At lunchtime, as was our wont, my friends Julie and Charlotte and I set off down the path to the back of the school to sit in Julie’s ancient two-tone 2-CV and drink Baileys (I only had one swig, since I did actually want to do well in the mock history exam). They’d bought me a piece of lardy cake on a paper plate from the baker’s – my favourite – and stuck a candle in it, which Julie lit and I blew out. Then they sang ‘Happy Birthday’ lustily and tunelessly while Julie fluffed her perm in the rearview mirror. Charlotte lit a cigarette mid-refrain.

‘Guess where I’m going later?’ I announced indistinctly, my mouth full of dough and sugar, unintentionally echoing Caitlin’s earlier words.

They thought I was insane when I told them. Julie, in the driver’s seat, puckered her lips in horror. ‘With all those … old lesbians? Why?’
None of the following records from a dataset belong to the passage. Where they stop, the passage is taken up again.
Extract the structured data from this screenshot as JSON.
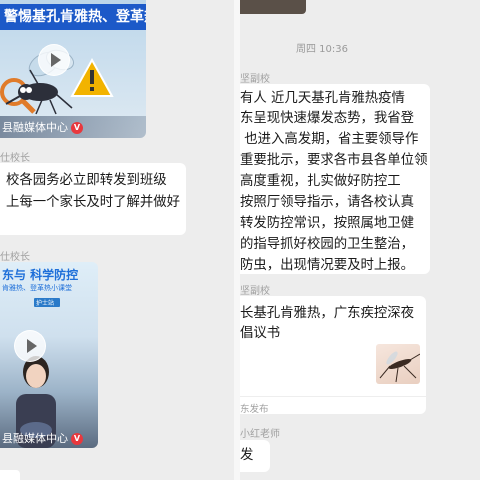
{
  "left": {
    "video1": {
      "banner": "警惕基孔肯雅热、登革热",
      "footer": "县融媒体中心"
    },
    "msg1": {
      "sender": "仕校长",
      "lines": [
        "校各园务必立即转发到班级",
        "上每一个家长及时了解并做好"
      ]
    },
    "sender2": "仕校长",
    "video2": {
      "title": "东与 科学防控",
      "subtitle": "肯雅热、登革热小课堂",
      "sign": "护士站",
      "footer": "县融媒体中心"
    }
  },
  "right": {
    "timestamp": "周四 10:36",
    "msg1": {
      "sender": "坚副校",
      "lines": [
        "有人  近几天基孔肯雅热疫情",
        "东呈现快速爆发态势，我省登",
        " 也进入高发期，省主要领导作",
        "重要批示，要求各市县各单位领",
        "高度重视，扎实做好防控工",
        "按照厅领导指示，请各校认真",
        "转发防控常识，按照属地卫健",
        "的指导抓好校园的卫生整治，",
        "防虫，出现情况要及时上报。"
      ]
    },
    "msg2": {
      "sender": "坚副校",
      "lines": [
        "长基孔肯雅热，广东疾控深夜",
        "倡议书"
      ],
      "source": "东发布"
    },
    "msg3": {
      "sender": "小红老师",
      "text": "发"
    }
  },
  "colors": {
    "background": "#ededed",
    "bubble": "#ffffff",
    "banner": "#1c59c8",
    "badge": "#e8383d"
  }
}
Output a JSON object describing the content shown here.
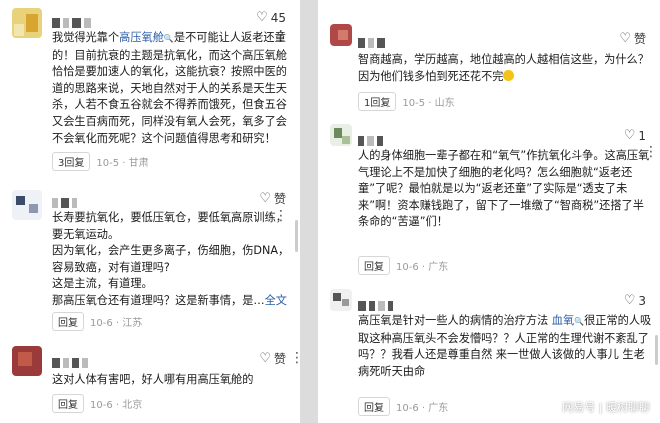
{
  "left": {
    "c1": {
      "likes": "45",
      "body_pre": "我觉得光靠个",
      "body_link": "高压氧舱",
      "body_post": "是不可能让人返老还童的！目前抗衰的主题是抗氧化，而这个高压氧舱恰恰是要加速人的氧化，这能抗衰？按照中医的道的思路来说，天地自然对于人的关系是天生天杀，人若不食五谷就会不得养而饿死，但食五谷又会生百病而死，同样没有氧人会死，氧多了会不会氧化而死呢？这个问题值得思考和研究！",
      "reply": "3回复",
      "meta": "10-5 · 甘肃"
    },
    "c2": {
      "likes": "赞",
      "body": "长寿要抗氧化，要低压氧仓，要低氧高原训练，要无氧运动。\n因为氧化，会产生更多离子，伤细胞，伤DNA，容易致癌，对有道理吗?\n这是主流，有道理。\n那高压氧仓还有道理吗？这是新事情，是…",
      "more_link": "全文",
      "reply": "回复",
      "meta": "10-6 · 江苏"
    },
    "c3": {
      "likes": "赞",
      "body": "这对人体有害吧，好人哪有用高压氧舱的",
      "reply": "回复",
      "meta": "10-6 · 北京"
    }
  },
  "right": {
    "c1": {
      "likes": "赞",
      "body": "智商越高，学历越高，地位越高的人越相信这些，为什么？因为他们钱多怕到死还花不完",
      "reply": "1回复",
      "meta": "10-5 · 山东"
    },
    "c2": {
      "likes": "1",
      "body": "人的身体细胞一辈子都在和“氧气”作抗氧化斗争。这高压氧气理论上不是加快了细胞的老化吗？怎么细胞就“返老还童”了呢？最怕就是以为“返老还童”了实际是“透支了未来”啊！资本赚钱跑了，留下了一堆缴了“智商税”还搭了半条命的“苦逼”们！",
      "reply": "回复",
      "meta": "10-6 · 广东"
    },
    "c3": {
      "likes": "3",
      "body_pre": "高压氧是针对一些人的病情的治疗方法 ",
      "body_link": "血氧",
      "body_post": "很正常的人吸取这种高压氧头不会发懵吗？？人正常的生理代谢不紊乱了吗？？我看人还是尊重自然 来一世做人该做的人事儿 生老病死听天由命",
      "reply": "回复",
      "meta": "10-6 · 广东"
    },
    "watermark": "网易号 | 暖树聊聊"
  },
  "icons": {
    "like": "heart-icon",
    "more": "more-dots-icon",
    "search_chip": "search-icon"
  },
  "colors": {
    "link": "#2a5caa",
    "meta": "#9a9a9a"
  }
}
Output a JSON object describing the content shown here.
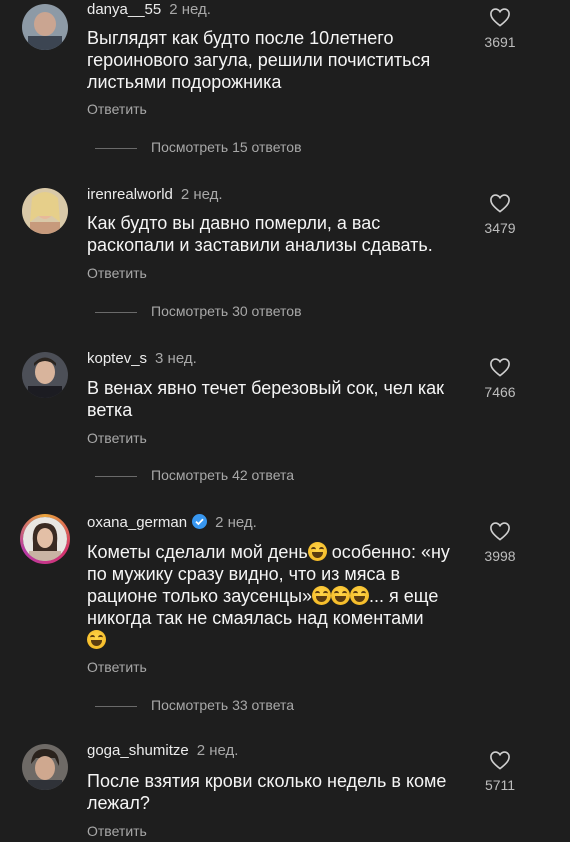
{
  "comments": [
    {
      "username": "danya__55",
      "time": "2 нед.",
      "text": "Выглядят как будто после 10летнего героинового загула, решили почиститься листьями подорожника",
      "likes": "3691",
      "reply_label": "Ответить",
      "view_replies": "Посмотреть 15 ответов"
    },
    {
      "username": "irenrealworld",
      "time": "2 нед.",
      "text": "Как будто вы давно померли, а вас раскопали и заставили анализы сдавать.",
      "likes": "3479",
      "reply_label": "Ответить",
      "view_replies": "Посмотреть 30 ответов"
    },
    {
      "username": "koptev_s",
      "time": "3 нед.",
      "text": "В венах явно течет березовый сок, чел как ветка",
      "likes": "7466",
      "reply_label": "Ответить",
      "view_replies": "Посмотреть 42 ответа"
    },
    {
      "username": "oxana_german",
      "time": "2 нед.",
      "text_parts": [
        "Кометы сделали мой день",
        " особенно: «ну по мужику сразу видно, что из мяса в рационе только заусенцы»",
        "... я еще никогда так не смаялась над коментами"
      ],
      "likes": "3998",
      "reply_label": "Ответить",
      "view_replies": "Посмотреть 33 ответа"
    },
    {
      "username": "goga_shumitze",
      "time": "2 нед.",
      "text": "После взятия крови сколько недель в коме лежал?",
      "likes": "5711",
      "reply_label": "Ответить"
    }
  ],
  "icons": {
    "like": "heart-outline-icon",
    "verified": "verified-badge-icon",
    "emoji": "tears-of-joy-emoji"
  },
  "colors": {
    "background": "#1e1e1e",
    "text": "#f5f5f5",
    "secondary": "#a8a8a8",
    "verified": "#3897f0"
  }
}
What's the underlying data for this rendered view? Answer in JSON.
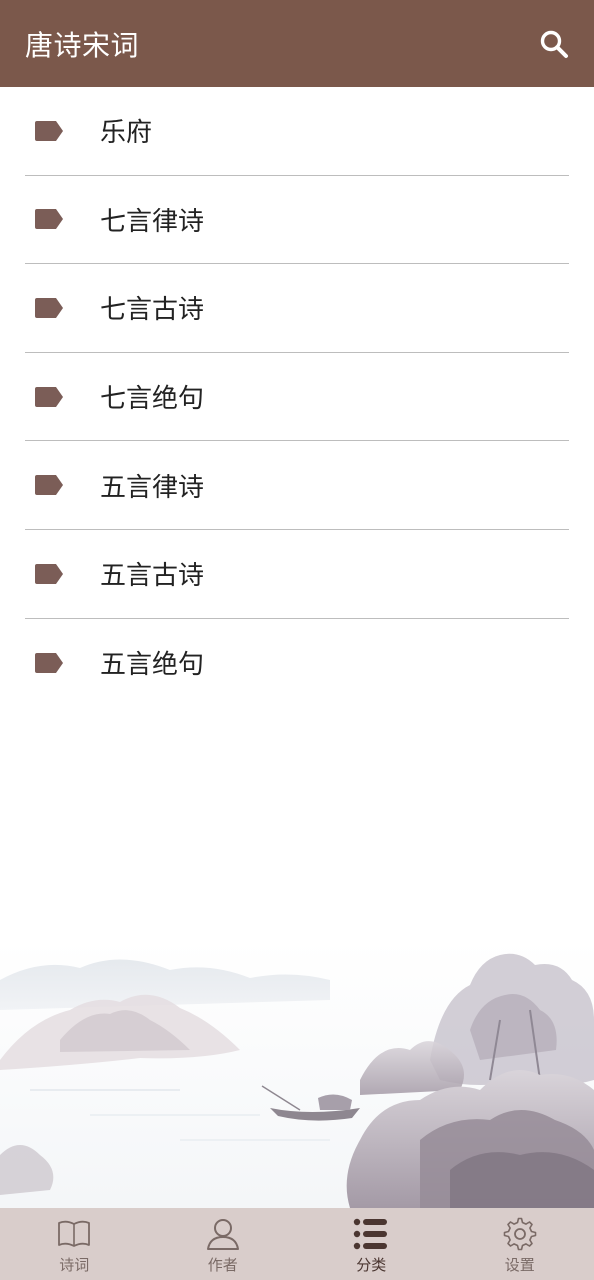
{
  "app": {
    "title": "唐诗宋词"
  },
  "categories": [
    {
      "label": "乐府"
    },
    {
      "label": "七言律诗"
    },
    {
      "label": "七言古诗"
    },
    {
      "label": "七言绝句"
    },
    {
      "label": "五言律诗"
    },
    {
      "label": "五言古诗"
    },
    {
      "label": "五言绝句"
    }
  ],
  "bottom_nav": {
    "tabs": [
      {
        "label": "诗词",
        "icon": "book-icon"
      },
      {
        "label": "作者",
        "icon": "person-icon"
      },
      {
        "label": "分类",
        "icon": "list-icon",
        "active": true
      },
      {
        "label": "设置",
        "icon": "gear-icon"
      }
    ]
  },
  "colors": {
    "header": "#7b584b",
    "tag": "#7b5d57",
    "nav_bg": "#d9cdcb"
  }
}
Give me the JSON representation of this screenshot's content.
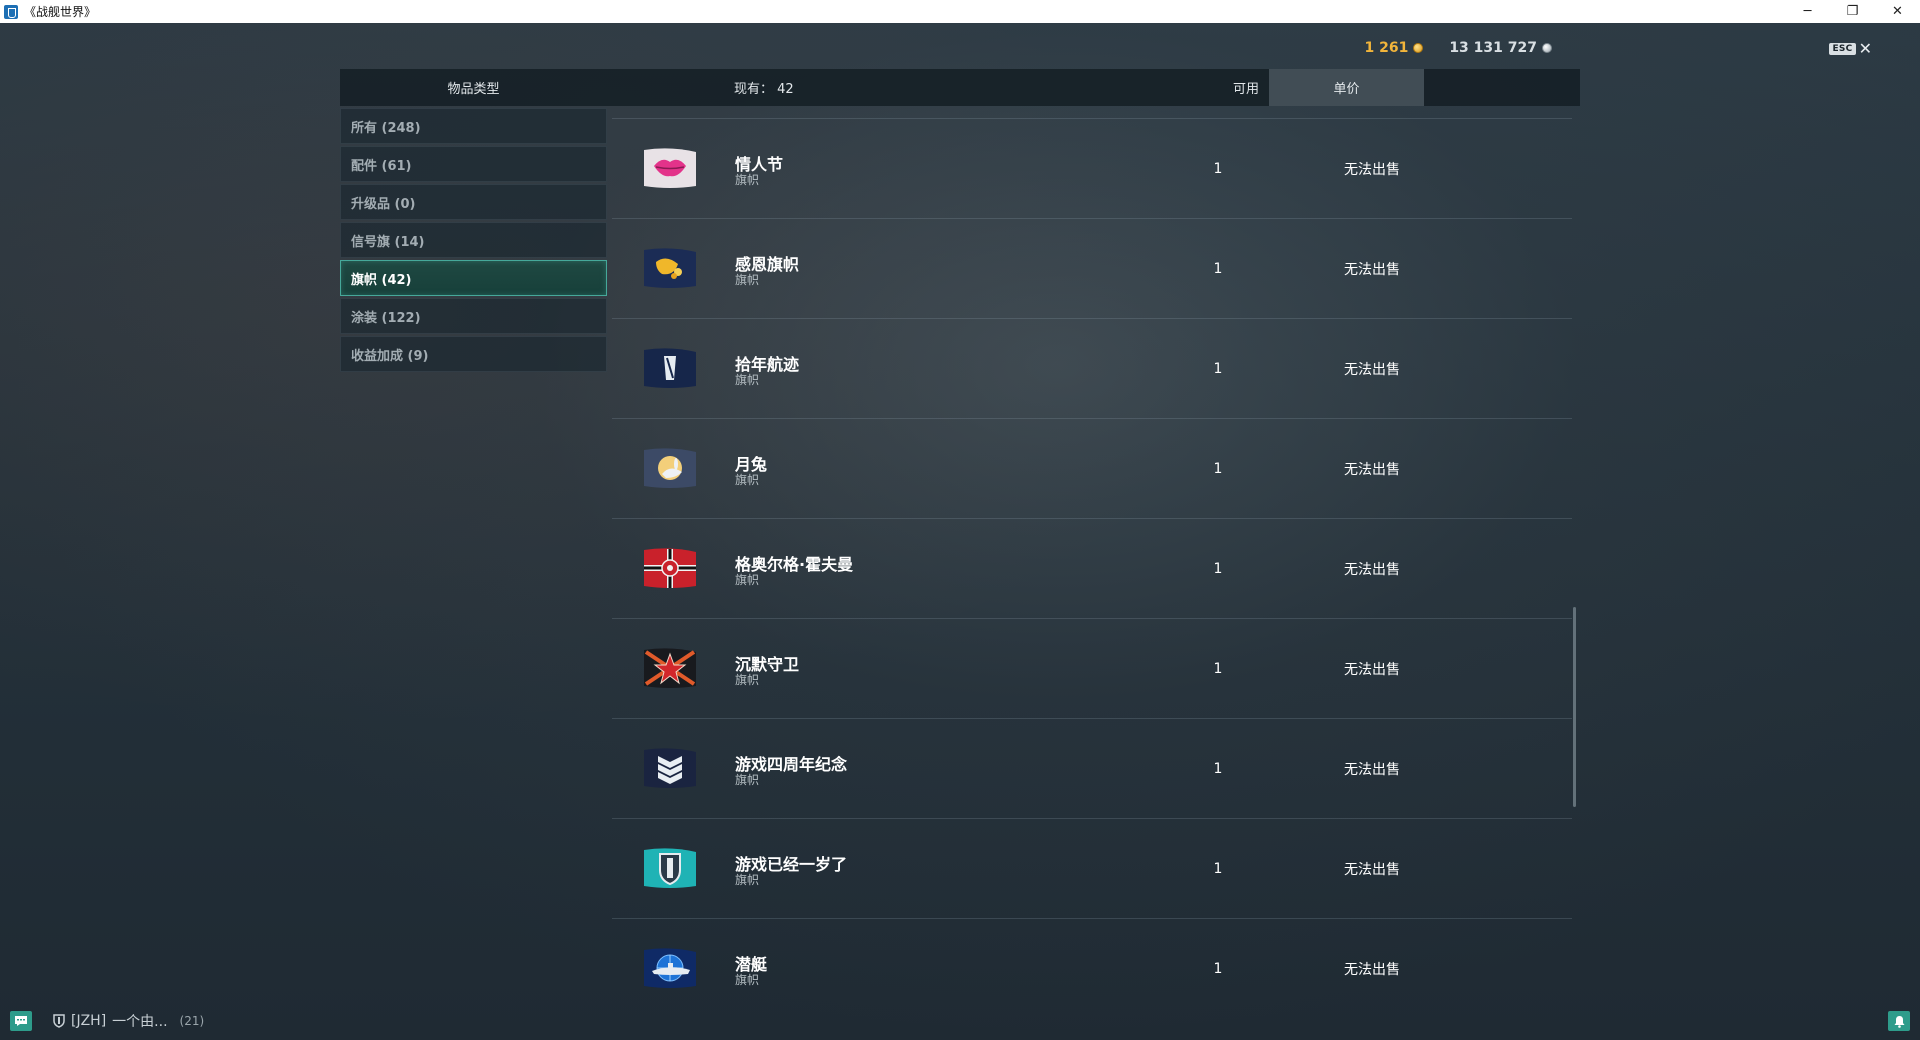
{
  "window": {
    "title": "《战舰世界》",
    "controls": {
      "minimize": "─",
      "restore": "❐",
      "close": "✕"
    }
  },
  "currency": {
    "gold": "1 261",
    "silver": "13 131 727"
  },
  "esc": {
    "key": "ESC",
    "close": "✕"
  },
  "header": {
    "category": "物品类型",
    "owned": "现有： 42",
    "available": "可用",
    "price": "单价"
  },
  "sidebar": {
    "items": [
      {
        "label": "所有 (248)"
      },
      {
        "label": "配件 (61)"
      },
      {
        "label": "升级品 (0)"
      },
      {
        "label": "信号旗 (14)"
      },
      {
        "label": "旗帜 (42)"
      },
      {
        "label": "涂装 (122)"
      },
      {
        "label": "收益加成 (9)"
      }
    ],
    "active_index": 4
  },
  "items": [
    {
      "name": "情人节",
      "type": "旗帜",
      "available": "1",
      "price": "无法出售",
      "icon": "valentine-lips-flag"
    },
    {
      "name": "感恩旗帜",
      "type": "旗帜",
      "available": "1",
      "price": "无法出售",
      "icon": "thanksgiving-cornucopia-flag"
    },
    {
      "name": "拾年航迹",
      "type": "旗帜",
      "available": "1",
      "price": "无法出售",
      "icon": "ten-years-wake-flag"
    },
    {
      "name": "月兔",
      "type": "旗帜",
      "available": "1",
      "price": "无法出售",
      "icon": "moon-rabbit-flag"
    },
    {
      "name": "格奥尔格·霍夫曼",
      "type": "旗帜",
      "available": "1",
      "price": "无法出售",
      "icon": "georg-hoffmann-flag"
    },
    {
      "name": "沉默守卫",
      "type": "旗帜",
      "available": "1",
      "price": "无法出售",
      "icon": "silent-guard-star-flag"
    },
    {
      "name": "游戏四周年纪念",
      "type": "旗帜",
      "available": "1",
      "price": "无法出售",
      "icon": "fourth-anniversary-flag"
    },
    {
      "name": "游戏已经一岁了",
      "type": "旗帜",
      "available": "1",
      "price": "无法出售",
      "icon": "first-anniversary-shield-flag"
    },
    {
      "name": "潜艇",
      "type": "旗帜",
      "available": "1",
      "price": "无法出售",
      "icon": "submarine-flag"
    }
  ],
  "bottom": {
    "clan": "[JZH]",
    "chat_preview": "一个由...",
    "count": "(21)"
  },
  "colors": {
    "gold": "#f2b53b",
    "accent_teal": "#46a89a",
    "panel": "#141e25"
  }
}
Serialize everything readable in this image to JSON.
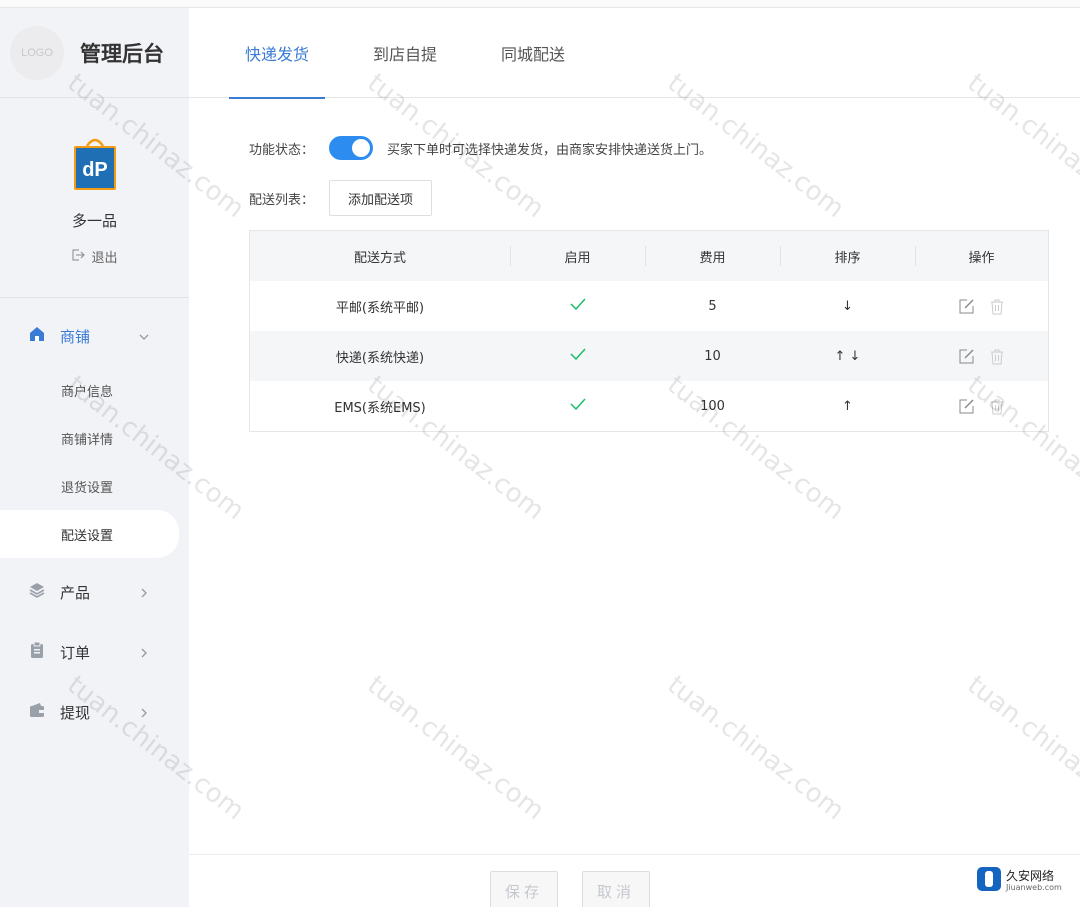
{
  "app": {
    "logo_text": "LOGO",
    "title": "管理后台"
  },
  "shop": {
    "name": "多一品",
    "logout_label": "退出"
  },
  "nav": {
    "groups": [
      {
        "label": "商铺",
        "icon": "home-icon",
        "expanded": true
      },
      {
        "label": "产品",
        "icon": "layers-icon"
      },
      {
        "label": "订单",
        "icon": "clipboard-icon"
      },
      {
        "label": "提现",
        "icon": "wallet-icon"
      }
    ],
    "sub_items": [
      "商户信息",
      "商铺详情",
      "退货设置",
      "配送设置"
    ],
    "active_sub": "配送设置"
  },
  "tabs": [
    "快递发货",
    "到店自提",
    "同城配送"
  ],
  "active_tab": "快递发货",
  "form": {
    "status_label": "功能状态：",
    "status_on": true,
    "status_desc": "买家下单时可选择快递发货，由商家安排快递送货上门。",
    "list_label": "配送列表：",
    "add_button": "添加配送项"
  },
  "table": {
    "headers": [
      "配送方式",
      "启用",
      "费用",
      "排序",
      "操作"
    ],
    "rows": [
      {
        "method": "平邮(系统平邮)",
        "enabled": true,
        "fee": "5",
        "sort": "↓"
      },
      {
        "method": "快递(系统快递)",
        "enabled": true,
        "fee": "10",
        "sort": "↑ ↓"
      },
      {
        "method": "EMS(系统EMS)",
        "enabled": true,
        "fee": "100",
        "sort": "↑"
      }
    ]
  },
  "footer": {
    "save": "保存",
    "cancel": "取消"
  },
  "watermark": "tuan.chinaz.com",
  "corner_brand": {
    "name": "久安网络",
    "domain": "Jiuanweb.com"
  },
  "colors": {
    "accent": "#3a7bd5",
    "toggle": "#2d8cf0",
    "check": "#19be6b"
  }
}
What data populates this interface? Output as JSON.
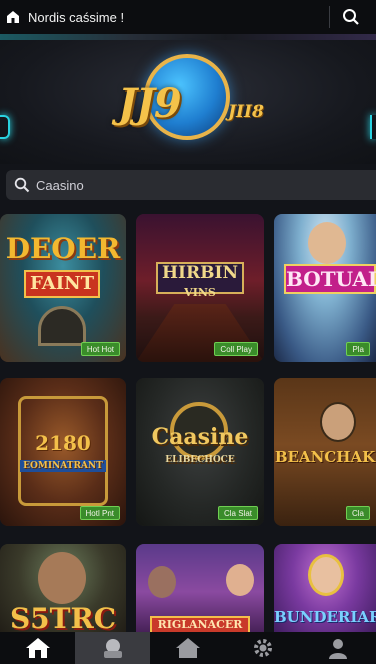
{
  "topbar": {
    "title": "Nordis caśsime !"
  },
  "hero": {
    "logo_main": "JJ9",
    "logo_sub": "JII8"
  },
  "search": {
    "placeholder": "Caasino"
  },
  "games": [
    {
      "title": "DEOER\nFAINT",
      "badge": "Hot Hot"
    },
    {
      "title": "HIRBIN\nVINS",
      "badge": "Coll Play"
    },
    {
      "title": "BOTUAL",
      "badge": "Pla"
    },
    {
      "title": "2180\nEOMINATRANT",
      "badge": "Hotl Pnt"
    },
    {
      "title": "Caasine\nELIBECHOCE",
      "badge": "Cla Slat"
    },
    {
      "title": "BEANCHAK",
      "badge": "Cla"
    },
    {
      "title": "S5TRC",
      "badge": ""
    },
    {
      "title": "RIGLANACER",
      "badge": ""
    },
    {
      "title": "BUNDERIAR",
      "badge": ""
    }
  ],
  "nav": [
    {
      "icon": "home-icon"
    },
    {
      "icon": "slot-icon"
    },
    {
      "icon": "house-icon"
    },
    {
      "icon": "gear-icon"
    },
    {
      "icon": "profile-icon"
    }
  ],
  "colors": {
    "accent": "#f4c24a",
    "badge": "#3a8c2a",
    "bg": "#121419"
  }
}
‘I’m sure they aren’t all lesbians. Lots of them have kids living there with them. And they definitely aren’t all old. Caitlin’s only twenty-six. Anyway, that’s not important. What’s important is…’

I paused. Why were they doing this? Did they really think it would make them take all the nuclear weapons away?

‘Being part of something,’ I said vaguely.

Julie and Charlotte looked at each other and rolled their eyes.